I expect significant deterioration in the economic fundamentals in the medium term. However, much of it is priced in, and the effects of monetary debasement will underpin the dollar value of the soundest assets. Indeed, only the soundest equity or real estate assets will provide real protection against the confiscatory policies of governments over this period. These include gold-related assets, and some of the other important commodities, though it isn’t certain whether gold will outperform in this time frame.
It could take a full year for inflation expectations to recover from their current trough.
Moreover, although the Fed has been a leader in the reinflation program in 2008, it had not inflated nearly as much as the other central banks between 2003-2007. This fact created the illusion of a global boom that would sustain even as the U.S. economy recessed. Now it is being liquidated.
That is one of the reasons the commodity liquidation was so excessive, and also why the dollar rallied this summer. I don’t know exactly what to expect from the dollar in the next year or two, but at best, trade should continue to be choppy.
Currency markets won’t offer much opportunity for most people until the dollar’s bear market resumes – sometime after 2009, in my judgment. However, this should not hinder gold’s performance.

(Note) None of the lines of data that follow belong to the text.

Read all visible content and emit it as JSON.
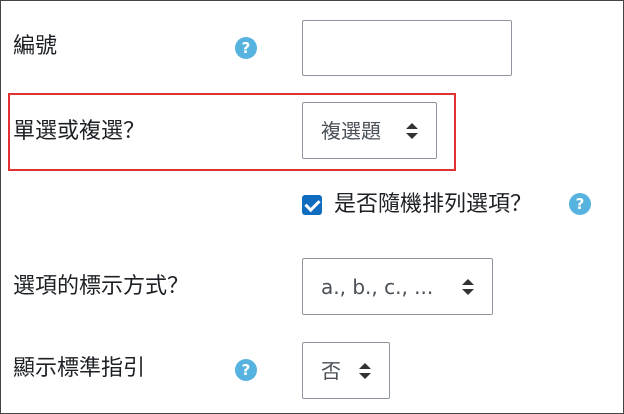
{
  "form": {
    "number": {
      "label": "編號",
      "help_icon": "?",
      "value": ""
    },
    "single_multi": {
      "label": "單選或複選？",
      "selected": "複選題"
    },
    "shuffle": {
      "checked": true,
      "label": "是否隨機排列選項？",
      "help_icon": "?"
    },
    "numbering": {
      "label": "選項的標示方式？",
      "selected": "a., b., c., ..."
    },
    "show_instructions": {
      "label": "顯示標準指引",
      "help_icon": "?",
      "selected": "否"
    }
  },
  "colors": {
    "highlight": "#e03131",
    "help_icon": "#56b3e0",
    "checkbox": "#0f6cbf",
    "border": "#8f959e"
  }
}
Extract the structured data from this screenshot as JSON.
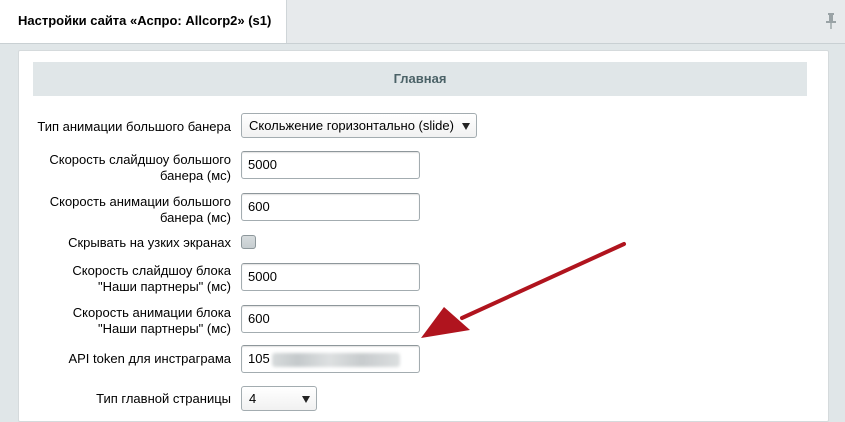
{
  "header": {
    "tab_title": "Настройки сайта «Аспро: Allcorp2» (s1)",
    "pin_icon": "pin-icon"
  },
  "section": {
    "title": "Главная"
  },
  "fields": {
    "banner_anim_type": {
      "label": "Тип анимации большого банера",
      "value": "Скольжение горизонтально (slide)"
    },
    "banner_slideshow_speed": {
      "label": "Скорость слайдшоу большого банера (мс)",
      "value": "5000"
    },
    "banner_anim_speed": {
      "label": "Скорость анимации большого банера (мс)",
      "value": "600"
    },
    "hide_narrow": {
      "label": "Скрывать на узких экранах",
      "checked": false
    },
    "partners_slideshow_speed": {
      "label": "Скорость слайдшоу блока \"Наши партнеры\" (мс)",
      "value": "5000"
    },
    "partners_anim_speed": {
      "label": "Скорость анимации блока \"Наши партнеры\" (мс)",
      "value": "600"
    },
    "instagram_token": {
      "label": "API token для инстраграма",
      "value_visible": "105"
    },
    "main_page_type": {
      "label": "Тип главной страницы",
      "value": "4"
    }
  },
  "annotation": {
    "arrow_color": "#b0141e"
  },
  "colors": {
    "background": "#e0e6e8",
    "section_header": "#e0e6e8",
    "section_title_text": "#4b6267"
  }
}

Moreover, my feeling is that the Fed will pursue a low interest rate policy for longer than other central banks, which will eventually be the catalyst that undermines the dollar and sets it up for the final chapter in its bear market – the one that leads to a brush with hyperinflation.
Technically, the intermediate trend (i.e., the nine-month trend) is still down. The bulls have bounced off normal primary support at $700 nicely, and October tends to herald correction lows, seasonally speaking. Most of my leading indicators, including gold shares, moreover, suggest the low is in.
The technical objective of the seven-month top formed January-July 2008 was also already achieved at $695, plus or minus, suggesting the bear leg is complete. However, until the last lowest high ($940) in the downtrend is cleared, we have to tame our enthusiasm. What’s more, the current rally has stalled at the downtrend line, which intersects the current time horizon at about $890.
If the bulls can’t make it back up to at least the $940 high of September/October before the market falls back through $830, then I would worry the market MIGHT either retest its $690 low, or go lower.
The Short-term Outlook, One-Three Months
My outlook for this period is neutral to bullish, with the possibility of one more test of support in the mid-high $700s if bullish sentiment returns to Wall Street prematurely. Although the policies governments are pursuing are fundamentally and relatively bullish for gold, it is more than possible that they engender a recovery confidence in the short term that may hinder the performance of gold.
Technically, the objective of the October-November ascending triangle (bottom) in the chart below has completed at $875-880.
The last highest low in the short-term sequence is around $830. If the market falls through this level before extending the current rally to the $940 area, as mentioned above, there is the slight risk that there is something wrong with my bullish medium-term (or intermediate) outlook above.
But this risk is not that great considering all the bullish permutations that could still take shape on the chart. Still, the most likely scenario in my mind is for a pullback to somewhere between $750-800, whether or not the current two-month sequence extends to $940 in the next few weeks.
If the pullback starts now before a higher high, I’d put it at the low end of the shaded area in the chart ($740); if it starts higher, say from $940, it could stop a little higher, like $775-800.
But until we get over $900, the $830 handle should be watched, as a break through it before a higher high could trigger the liquidation of the two-month advance and start a correction to at least $775.